We contrast the proposed layering with the paper’s base method and the method [5]. At the same time, for simplicity, we use the central node as the verification node to improve the system’s efficiency. That is to say, after the central node (cloud service) has passed the operation, it can be written to the global chain, and each edge node maintains its local chain and periodically transmits encrypted data to the cloud service. In this experiment, there are five edge nodes and one central server. Figure 7 shows the relationship between the number of processing blocks of a node and the required time.

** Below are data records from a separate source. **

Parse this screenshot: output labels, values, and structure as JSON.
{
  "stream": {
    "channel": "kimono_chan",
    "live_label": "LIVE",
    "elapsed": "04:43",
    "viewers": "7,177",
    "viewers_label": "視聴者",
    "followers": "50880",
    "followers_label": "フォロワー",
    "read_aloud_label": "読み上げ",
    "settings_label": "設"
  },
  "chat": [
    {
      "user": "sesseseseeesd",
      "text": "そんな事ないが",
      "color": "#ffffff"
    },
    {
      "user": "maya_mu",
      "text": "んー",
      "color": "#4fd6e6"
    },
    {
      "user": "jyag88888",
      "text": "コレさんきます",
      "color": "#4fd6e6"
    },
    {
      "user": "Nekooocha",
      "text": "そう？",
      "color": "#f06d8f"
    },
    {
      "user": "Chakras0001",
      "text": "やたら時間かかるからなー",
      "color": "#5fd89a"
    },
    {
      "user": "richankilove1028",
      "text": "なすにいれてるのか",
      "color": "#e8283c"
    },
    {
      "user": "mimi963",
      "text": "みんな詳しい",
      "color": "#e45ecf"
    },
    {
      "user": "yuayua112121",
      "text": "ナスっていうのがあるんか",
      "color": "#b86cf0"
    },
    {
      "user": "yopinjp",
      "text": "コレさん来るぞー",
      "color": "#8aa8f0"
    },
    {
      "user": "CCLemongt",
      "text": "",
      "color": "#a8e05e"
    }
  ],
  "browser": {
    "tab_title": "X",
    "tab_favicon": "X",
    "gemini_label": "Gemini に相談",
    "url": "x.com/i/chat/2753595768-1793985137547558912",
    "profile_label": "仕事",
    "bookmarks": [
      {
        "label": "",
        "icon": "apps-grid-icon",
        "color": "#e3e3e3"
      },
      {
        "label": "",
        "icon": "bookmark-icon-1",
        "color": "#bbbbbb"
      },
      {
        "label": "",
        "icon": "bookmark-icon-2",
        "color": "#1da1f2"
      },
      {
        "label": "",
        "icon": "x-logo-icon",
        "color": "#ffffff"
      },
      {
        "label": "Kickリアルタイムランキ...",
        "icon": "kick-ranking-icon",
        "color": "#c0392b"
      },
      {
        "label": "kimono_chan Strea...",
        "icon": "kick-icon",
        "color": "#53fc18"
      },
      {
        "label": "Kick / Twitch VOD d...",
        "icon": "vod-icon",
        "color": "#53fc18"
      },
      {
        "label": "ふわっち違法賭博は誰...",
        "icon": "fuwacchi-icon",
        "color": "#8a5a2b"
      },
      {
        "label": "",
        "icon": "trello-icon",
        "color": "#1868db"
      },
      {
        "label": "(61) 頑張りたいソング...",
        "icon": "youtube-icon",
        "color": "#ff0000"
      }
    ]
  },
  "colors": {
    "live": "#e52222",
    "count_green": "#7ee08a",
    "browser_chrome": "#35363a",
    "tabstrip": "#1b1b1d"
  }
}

We also tested end-to-end latency. We simulate the process of storing and exception queries (as shown in Figure 8). Compared with other methods, our proposed hierarchical fuzzy hashing algorithm requires less time on average to process packets. As shown in Figure 8, the hierarchical fuzzy hashing proposed by us significantly improves the processing power of the blockchain system.

4.3. Data Packet Overhead

We finally test a comparative experiment of the overhead of data transfer packets for the overall experiment. The purpose of the experiment is to compare the impact of our proposed data fusion algorithm and hierarchical hash function on the data transmission overhead of IoT. We calculated the comparison of packet sizes transmitted by edge nodes to cloud servers in the case of 5, 10, and 15 nodes. As shown in Figure 9, the packet size processed by our method is much smaller than the packet size before processing. The above experiments demonstrate that the use of data fusion, machine learning, and hierarchical fuzzy hashing can positively impact IoT data analysis services, which can reduce time and transfer data volume while improving data confidentiality and fault tolerance.

5. Conclusion

In this paper, given the current situation of the rapid increase in the scale and quantity of IoT data, we propose a method to integrate edge computing and blockchain to provide data fusion and secure big data analysis for the IoT. We propose a node-level lightweight data fusion method and a hierarchical fuzzy hashing method, which are used to reduce the amount of data transmitted by IoT and ensure the security of IoT data. We reduce the amount of data transfer at the node level using a lightweight data fusion method. The edge node calculates the local model to reduce the pressure on the cloud server, and the cloud node is used to merge the local model to improve the representativeness of the model. We utilize blockchain and hierarchical fuzzy hashing to ensure the consistency and validity of local and global models while maintaining data privacy. Our experimental results show that our method dramatically reduces the amount of data transmitted by the IoT and improves the system’s security. In the future, our goal is to solve the load imbalance problem of edge nodes to enhance the utilization of edge devices.

Data Availability

The data used to support the findings of this study are available from the corresponding author upon request.

Conflicts of Interest

The authors declare that there is no conflict of interest regarding the publication of this paper.

Acknowledgments

This paper is supported by the Jiangsu Provincial Key Research and Development Program under Grant BE2020001-1, independent project of State Key Laboratory of Robotics (2022-Z03), and Liaoning Natural Science Foundation (2021-MS-030).